Temming trat mit 24 Jahren in die KPD ein, schrieb lange vor 1933 Gedichte, die vor den Nationalsozialisten warnten und trat im Polit-Kabarett „Henkelmann“ auf. 1943 entging Temming nur knapp der Gestapo, weil sie sich nicht in der eigenen, sondern in der Nachbarwohnung aufhielt und sich aus dem Haus schleichen konnte. Sie überlebte den Krieg im Dortmunder Untergrund.

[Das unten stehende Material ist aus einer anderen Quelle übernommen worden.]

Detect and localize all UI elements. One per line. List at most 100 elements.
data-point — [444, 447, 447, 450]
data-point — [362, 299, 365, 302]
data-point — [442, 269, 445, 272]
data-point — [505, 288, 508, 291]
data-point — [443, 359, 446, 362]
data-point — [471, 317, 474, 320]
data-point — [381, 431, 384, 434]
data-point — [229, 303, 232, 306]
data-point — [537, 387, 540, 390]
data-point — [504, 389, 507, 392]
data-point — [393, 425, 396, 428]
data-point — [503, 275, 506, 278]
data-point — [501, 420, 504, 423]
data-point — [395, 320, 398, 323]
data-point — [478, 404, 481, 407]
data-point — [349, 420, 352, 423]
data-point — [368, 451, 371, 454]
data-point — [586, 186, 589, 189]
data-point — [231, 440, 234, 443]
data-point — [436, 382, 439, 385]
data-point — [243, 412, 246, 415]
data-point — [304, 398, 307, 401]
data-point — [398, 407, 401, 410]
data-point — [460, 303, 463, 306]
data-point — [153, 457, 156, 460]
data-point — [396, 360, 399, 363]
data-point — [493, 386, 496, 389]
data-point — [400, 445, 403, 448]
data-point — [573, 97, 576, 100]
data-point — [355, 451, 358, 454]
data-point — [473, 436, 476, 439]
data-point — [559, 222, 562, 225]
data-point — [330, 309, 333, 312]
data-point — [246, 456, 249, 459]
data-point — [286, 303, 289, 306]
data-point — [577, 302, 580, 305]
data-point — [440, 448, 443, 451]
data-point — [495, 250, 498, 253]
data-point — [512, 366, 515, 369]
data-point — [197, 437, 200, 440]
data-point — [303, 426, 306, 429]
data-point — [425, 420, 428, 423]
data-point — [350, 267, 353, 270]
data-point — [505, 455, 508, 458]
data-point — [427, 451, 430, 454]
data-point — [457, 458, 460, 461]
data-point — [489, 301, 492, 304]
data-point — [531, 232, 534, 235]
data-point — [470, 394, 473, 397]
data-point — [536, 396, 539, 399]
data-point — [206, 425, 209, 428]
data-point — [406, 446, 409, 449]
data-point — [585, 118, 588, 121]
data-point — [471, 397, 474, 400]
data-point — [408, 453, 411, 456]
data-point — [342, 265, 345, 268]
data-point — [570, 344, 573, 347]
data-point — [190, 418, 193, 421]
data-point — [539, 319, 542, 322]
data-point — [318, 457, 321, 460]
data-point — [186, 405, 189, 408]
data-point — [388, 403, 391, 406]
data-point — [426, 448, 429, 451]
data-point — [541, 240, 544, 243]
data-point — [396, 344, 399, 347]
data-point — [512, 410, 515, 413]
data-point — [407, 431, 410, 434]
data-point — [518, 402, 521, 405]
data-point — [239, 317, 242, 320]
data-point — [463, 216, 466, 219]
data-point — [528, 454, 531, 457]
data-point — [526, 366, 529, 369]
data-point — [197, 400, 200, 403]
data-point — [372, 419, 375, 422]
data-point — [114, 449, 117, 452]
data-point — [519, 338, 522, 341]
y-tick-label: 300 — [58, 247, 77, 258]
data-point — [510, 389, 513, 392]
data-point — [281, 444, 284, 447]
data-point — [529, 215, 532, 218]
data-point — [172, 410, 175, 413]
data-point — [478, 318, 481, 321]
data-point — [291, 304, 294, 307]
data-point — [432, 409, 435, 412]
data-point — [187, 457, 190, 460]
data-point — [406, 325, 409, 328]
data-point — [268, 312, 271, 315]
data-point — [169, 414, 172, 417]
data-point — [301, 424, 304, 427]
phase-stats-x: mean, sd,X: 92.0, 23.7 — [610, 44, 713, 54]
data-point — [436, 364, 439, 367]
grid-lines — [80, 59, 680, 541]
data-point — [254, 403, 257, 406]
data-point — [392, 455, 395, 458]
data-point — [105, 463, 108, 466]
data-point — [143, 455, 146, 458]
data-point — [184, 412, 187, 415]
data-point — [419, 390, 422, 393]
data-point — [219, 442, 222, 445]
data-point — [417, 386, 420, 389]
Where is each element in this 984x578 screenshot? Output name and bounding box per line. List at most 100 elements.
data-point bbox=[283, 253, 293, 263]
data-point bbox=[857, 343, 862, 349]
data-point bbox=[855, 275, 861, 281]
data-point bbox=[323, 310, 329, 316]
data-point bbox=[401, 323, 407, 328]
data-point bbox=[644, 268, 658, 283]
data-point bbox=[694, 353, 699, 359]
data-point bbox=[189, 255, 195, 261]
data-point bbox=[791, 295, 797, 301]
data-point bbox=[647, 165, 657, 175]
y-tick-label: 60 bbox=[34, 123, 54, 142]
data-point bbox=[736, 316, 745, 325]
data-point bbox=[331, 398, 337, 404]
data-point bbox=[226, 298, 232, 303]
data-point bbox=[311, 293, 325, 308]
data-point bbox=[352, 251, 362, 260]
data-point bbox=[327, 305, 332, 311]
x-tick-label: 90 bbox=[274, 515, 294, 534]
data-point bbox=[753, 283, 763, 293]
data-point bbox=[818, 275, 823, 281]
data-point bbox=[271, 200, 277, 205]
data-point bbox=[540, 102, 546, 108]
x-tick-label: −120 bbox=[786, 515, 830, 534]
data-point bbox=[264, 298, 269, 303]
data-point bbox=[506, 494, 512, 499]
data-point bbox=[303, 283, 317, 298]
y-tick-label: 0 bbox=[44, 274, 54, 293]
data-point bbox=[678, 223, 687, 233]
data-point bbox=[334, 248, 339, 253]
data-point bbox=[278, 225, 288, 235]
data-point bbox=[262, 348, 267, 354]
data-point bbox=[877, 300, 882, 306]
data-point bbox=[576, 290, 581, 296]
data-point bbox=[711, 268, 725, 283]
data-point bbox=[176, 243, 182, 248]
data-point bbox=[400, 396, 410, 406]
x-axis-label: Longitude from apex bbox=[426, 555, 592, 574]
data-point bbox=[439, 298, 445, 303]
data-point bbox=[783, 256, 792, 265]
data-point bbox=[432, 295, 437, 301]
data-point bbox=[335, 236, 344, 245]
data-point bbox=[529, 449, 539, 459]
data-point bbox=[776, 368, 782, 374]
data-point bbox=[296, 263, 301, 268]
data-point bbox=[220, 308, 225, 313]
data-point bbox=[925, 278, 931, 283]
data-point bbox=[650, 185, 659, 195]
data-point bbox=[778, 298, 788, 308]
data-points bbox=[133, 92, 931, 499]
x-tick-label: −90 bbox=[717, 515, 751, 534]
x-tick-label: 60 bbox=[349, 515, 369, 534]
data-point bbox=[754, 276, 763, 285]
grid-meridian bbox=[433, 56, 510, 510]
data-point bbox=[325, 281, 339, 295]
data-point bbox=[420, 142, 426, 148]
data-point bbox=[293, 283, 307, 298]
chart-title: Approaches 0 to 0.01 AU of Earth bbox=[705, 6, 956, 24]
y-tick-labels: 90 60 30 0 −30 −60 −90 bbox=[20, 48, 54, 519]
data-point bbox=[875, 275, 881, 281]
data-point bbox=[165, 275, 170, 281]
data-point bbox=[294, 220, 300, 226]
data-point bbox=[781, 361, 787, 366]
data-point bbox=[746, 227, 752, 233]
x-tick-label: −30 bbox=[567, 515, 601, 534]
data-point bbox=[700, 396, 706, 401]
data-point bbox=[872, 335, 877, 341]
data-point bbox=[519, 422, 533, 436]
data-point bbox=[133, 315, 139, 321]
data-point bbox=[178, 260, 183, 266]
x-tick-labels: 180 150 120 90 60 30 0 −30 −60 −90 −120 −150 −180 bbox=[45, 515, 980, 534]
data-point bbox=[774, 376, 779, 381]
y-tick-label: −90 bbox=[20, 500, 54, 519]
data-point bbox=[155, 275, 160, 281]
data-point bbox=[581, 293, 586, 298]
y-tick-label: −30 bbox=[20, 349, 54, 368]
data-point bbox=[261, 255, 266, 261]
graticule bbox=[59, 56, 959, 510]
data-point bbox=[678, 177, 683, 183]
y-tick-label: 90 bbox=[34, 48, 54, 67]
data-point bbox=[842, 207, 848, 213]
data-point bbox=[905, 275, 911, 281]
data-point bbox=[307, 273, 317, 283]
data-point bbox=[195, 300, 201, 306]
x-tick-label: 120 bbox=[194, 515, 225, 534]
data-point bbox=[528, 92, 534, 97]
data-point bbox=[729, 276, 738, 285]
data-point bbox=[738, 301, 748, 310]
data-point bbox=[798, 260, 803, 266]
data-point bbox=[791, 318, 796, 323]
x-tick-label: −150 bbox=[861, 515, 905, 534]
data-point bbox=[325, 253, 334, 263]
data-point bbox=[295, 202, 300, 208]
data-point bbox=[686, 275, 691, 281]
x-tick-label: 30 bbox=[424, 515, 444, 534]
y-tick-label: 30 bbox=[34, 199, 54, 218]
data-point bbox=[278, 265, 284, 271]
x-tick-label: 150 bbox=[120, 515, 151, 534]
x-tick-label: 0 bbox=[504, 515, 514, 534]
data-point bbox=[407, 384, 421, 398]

Welche Macht Temmings Worte entfalten konnten und weswegen sie verfolgt wurde, stellte von der Dunk mit folgendem Zitat deutlich heraus: „Denn wer den Krieg an der Front verbracht hat / oder ... wer daheim Granaten gemacht hat, / wer Kohldampf geschoben und Kartoffeln geklaut hat, / der lässt sich für Profitinteressen / Nicht wieder in die Uniform pressen(...)“

Eva von der Dunk „Ich habe Charlotte Temming leider nicht mehr kennengelernt.“
Fotos: Katrin Steiner
Eindrücklich beschrieb von der Dunk auch, dass die Spurensuche zu einer persönlichen Verbundenheit mit Charlotte Temming geführt hat. „Vielleicht hat mich die Geschichte berührt, weil es sich um eine Frau handelt, vielleicht auch, weil sie Lyrikerin war wie ich. Hinzu kommt das immer wieder neue Begreifen, dass Diskriminierung, Verfolgung, Folter und Mord an mir vertrauten Orten und auf mir bekannten Straßen geschah.“
Im Rahmen des Projekts gibt es am Mittwoch, 16. Mai, in Düsseldorf eine Lesung mit Anni Rosemarie Becker. Sie erinnert an Helene Simon und Richard Oehring. Die Veranstaltung beginnt um 18 Uhr und findet im Maxhaus (Schulstraße 11) statt.
Die Broschüre „Verbrannt. Vergessen?“ kann gegen eine Schutzgebühr von 5 Euro zuzüglich 1,50 Euro bei der Bundesgeschäftsstelle (http://vs.verdi.de/ansprechpartner) des VS bestellt werden.Bereits 2003 erschien die Broschüre „VerbrannT - verfOlgt - verTrieben. Schriftstellerinnen und Schriftsteller im Gebiet des heutigen Nordrhein-Westfalen zur NS-Zeit“ , herausgegeben von Dietmar Damwerth.